Apa? Deon mengernyit tak mengerti. "Sepertinya ada kesalahan, Pak. Itu tidak mungkin. Kami sudah menangkap Mupsi, pelaku juga mengakui perbuatannya. Dia sudah dipenjarakan."

"Pokoknya pertama, kembalilah ke markas. Atau tidak kamu boleh langsung berangkat ke TKP. Tanya apa yang terjadi di sana. Yang memegang kasus Mupsi adalah divisimu, Ernest. Jangan mengecewakan organisasi."

Deon menghela napas, tak ada pilihan lain. "Baiklah, Pak. Saya akan ke sana."

Grim buru-buru bertanya setelah Deon selesai menelepon. Dia sadar perubahan gestur wajah Deon. "Kenapa, Inspektur?"

"Kita selesai hari ini, anak-anak."

"Eh?" Hellen dan Jeremy bersitatap. "Bahkan kita belum berenang, Inspektur."

"Apa yang terjadi?" tanya Erika serius.

"Mupsi belum berakhir."

Deg! Demi mendengar itu, Aiden berhenti mengipas arang (supaya tetap membara). Grim dan Erika mengepalkan tangan. Hellen dan Jeremy refleks bangkit dari posisi nyaman leyeh-leyeh.

Mata Watson yang terpejam menikmati barbeque, terbuka, melirik datar. Bagus. Belum cukup setengah hari, masalah baru datang. Mereka tak diizinkan bersenang-senang. Dasar nasib.

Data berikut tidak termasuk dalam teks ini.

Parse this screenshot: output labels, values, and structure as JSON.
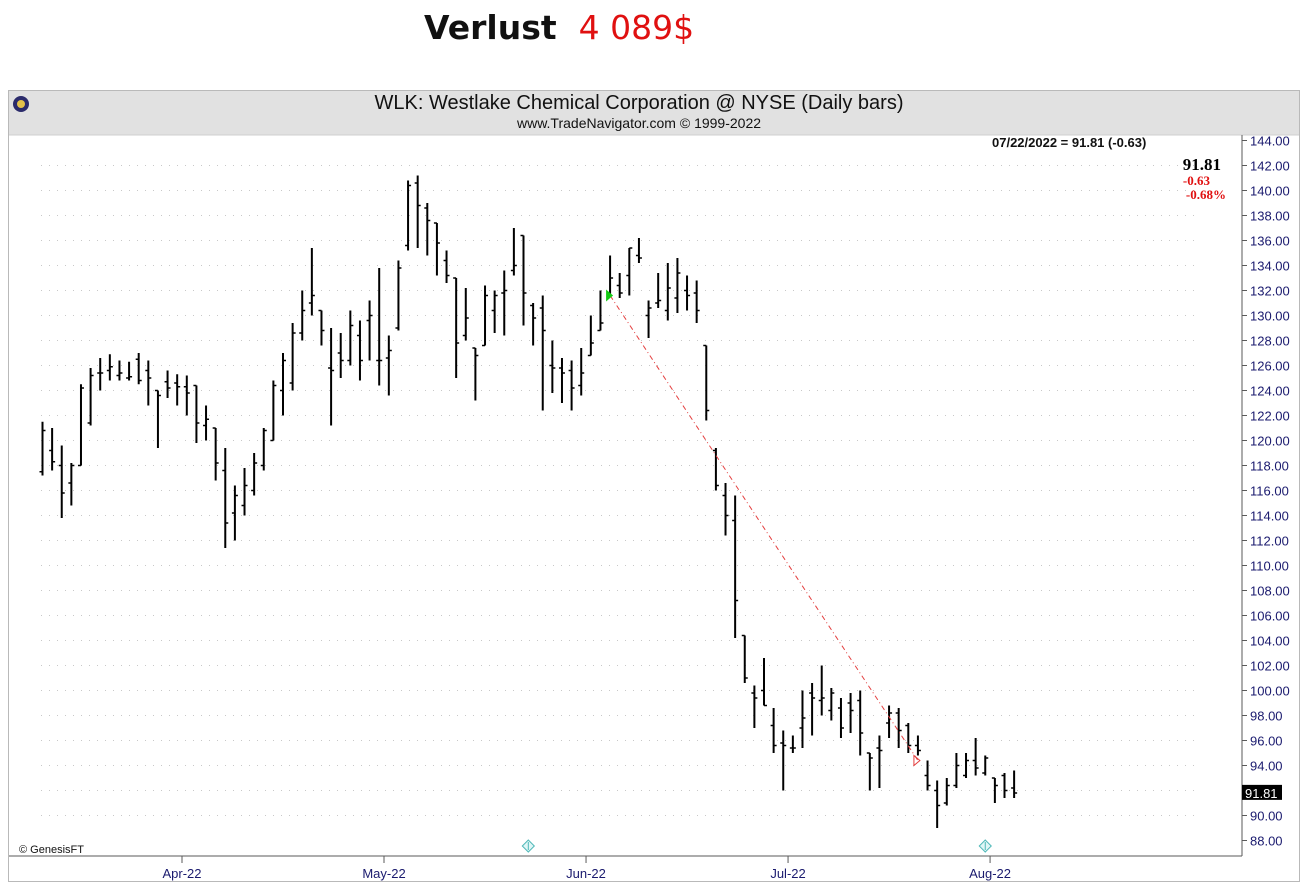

"Apa maksudmu, Inspektur? Tidak mungkin! Kita sudah mengungkap siapa Mupsi dan memenjarakannya. Bagaimana bisa Mupsi belum berakhir? Mustahil. Aku tidak mempercayainya!"

"Aku juga tak paham, Aiden. Maka dari itu kita harus memastikannya bersama-sama, apa sebenarnya yang terjadi di Distrik Hollow. Mereka melapor sekelompok remaja menghilang, pasti ada sesuatu. Kita pergi sekarang. Max, Shani, kembali ke markas. Tenangkan suasana di sana."

"Si-siap, Pak."

"Kalian berenam ikut denganku."

Watson menggeleng. "Aku tidak setuju, Inspektur. Tidak bijak beramai-ramai. Aku rasa Stern dan Bari lebih baik mendukung investigasi dari ruang klub."

"Apa kamu punya rencana, Watson?"

"Entahlah, tapi firasatku tidak enak jika kita datang berombongan."

-

Distrik Hollow.

Deon segera menunjukkan kartu namanya. "Saya Ernest Deon, ketua dispatch divisi penyelidikan."

"Saya sudah diberitahu Anda akan datang, Inspektur." [Morino Norimo, 41 tahun, Kapten Divisi Kejahatan Kepolisian Hollow].

"Bagaimana keadaan TKP-nya?"

Beliau mengusap wajah gusar. "Ini rumit, Inspektur. Daripada dikatakan kasus pembunuhan, ini lebih cocok disebut kasus kehilangan. Penduduk kami tampaknya dibayang-bayangi Mupsi."

"Kenapa begitu?"

"Lebih baik Anda melihat TKP-nya."

TKP-nya berupa bibir pantai. Aduh, ini bisa kacau. Lokasi ideal Mupsi membunuh adalah tempat lembap. Kepolisian dan warga bisa salah paham.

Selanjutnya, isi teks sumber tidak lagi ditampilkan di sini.